Amazon sales print book vs ebook

It’s hard to keep up! While we’re waiting to see if Amazon’s going to announce some new Kindles, they’ve already quietly announced some other very big initiatives. There’s some good news for students, plus an interesting experiment that improves the way packages get delivered. And this week, Amazon even announced an exciting new feature for current Kindles!

Basically, Amazon’s created an extension for the Chrome web browser that lets you grab a copy of any page off of the web, and then have it sent to your Kindle! The content can even be sent to your Kindle apps, so you could also read those Kindle-ized web pages on your smartphone or tablet. And you don’t even have to send the whole web page — you can also just select part of the text. “We send just the content you want and not the distractions,” Amazon explains on their web page. (The new feature lets you preview everything before you send it, of course, so you can make sure all of the formatting is going to come through.)

A reporter at C|Net had the same question I had: what if you’re not using Chrome as your web browser? But apparently Amazon had already posted the answer in one of their Kindle forums. “Support for Mozilla Firefox and Apple Safari is coming soon,” wrote an Amazon staffer named Kevin G. (Er, though he didn’t say anything about whether there’d also be a version made available for Microsoft’s Internet Explorer!)
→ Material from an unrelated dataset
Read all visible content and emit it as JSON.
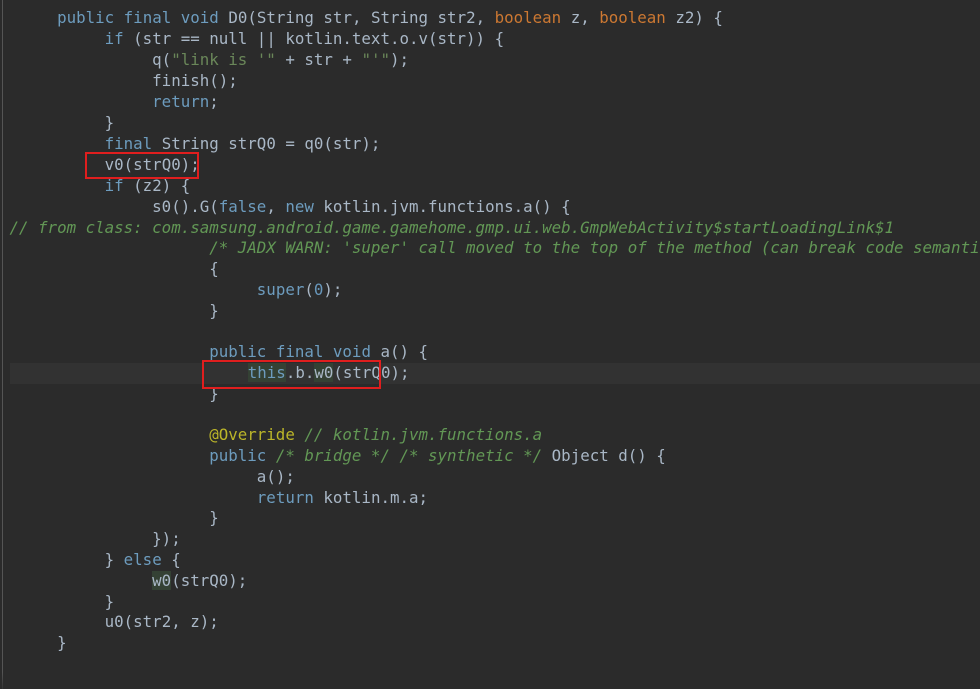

It just goes to show you that Amazon’s still tinkering with new ways to improve their Kindles (and to sell you more ebooks and other products). Last week Amazon announced that they were going to let college students rent textbooks from Amazon, at a savings of up to 70% from what it would normally cost to purchase the textbooks! “At the end of the rental period, returns are free and simple with a prepaid, printable label,” Amazon explained in a press release. And they included an encouraging quote from Ripley MacDonald, Amazon’s Director of Textbooks. “It’s now easier than ever for students to get the books they need, in the format they want, at affordable price!” (The new service is available at amazon.com/textbooks )

But there’s an even more interesting experiment, which the Wall Street Journal described as “Amazon’s new secret weapon.” For the last year, Amazon’s been quietly installing metal lockers in 7-11’s and other convenience stores, as well as in drug stores and grocery stores, in four different cities, to test out whether it’s a better way to deliver the packages you’re ordering from Amazon. There’s at least 50 lockers scattered across Seattle, the Washington D.C. area, New York State, and now the San Francisco Bay Area, according to the Journal, which quotes Amazon’s web site as promise that they’re “adding new Amazon Locker locations every week.” Leaving packages on a customer’s doorstep has always been a little risky — and these lockers make it possible for Amazon’s customers to pick up their packages from a safe location, whenever they’re ready for it.

There’s just one problem. If this catches on, Amazon’s going to have to change their ad campaign where that woman comes home from work, and finds a Kindle Fire waiting for her on her doorstep!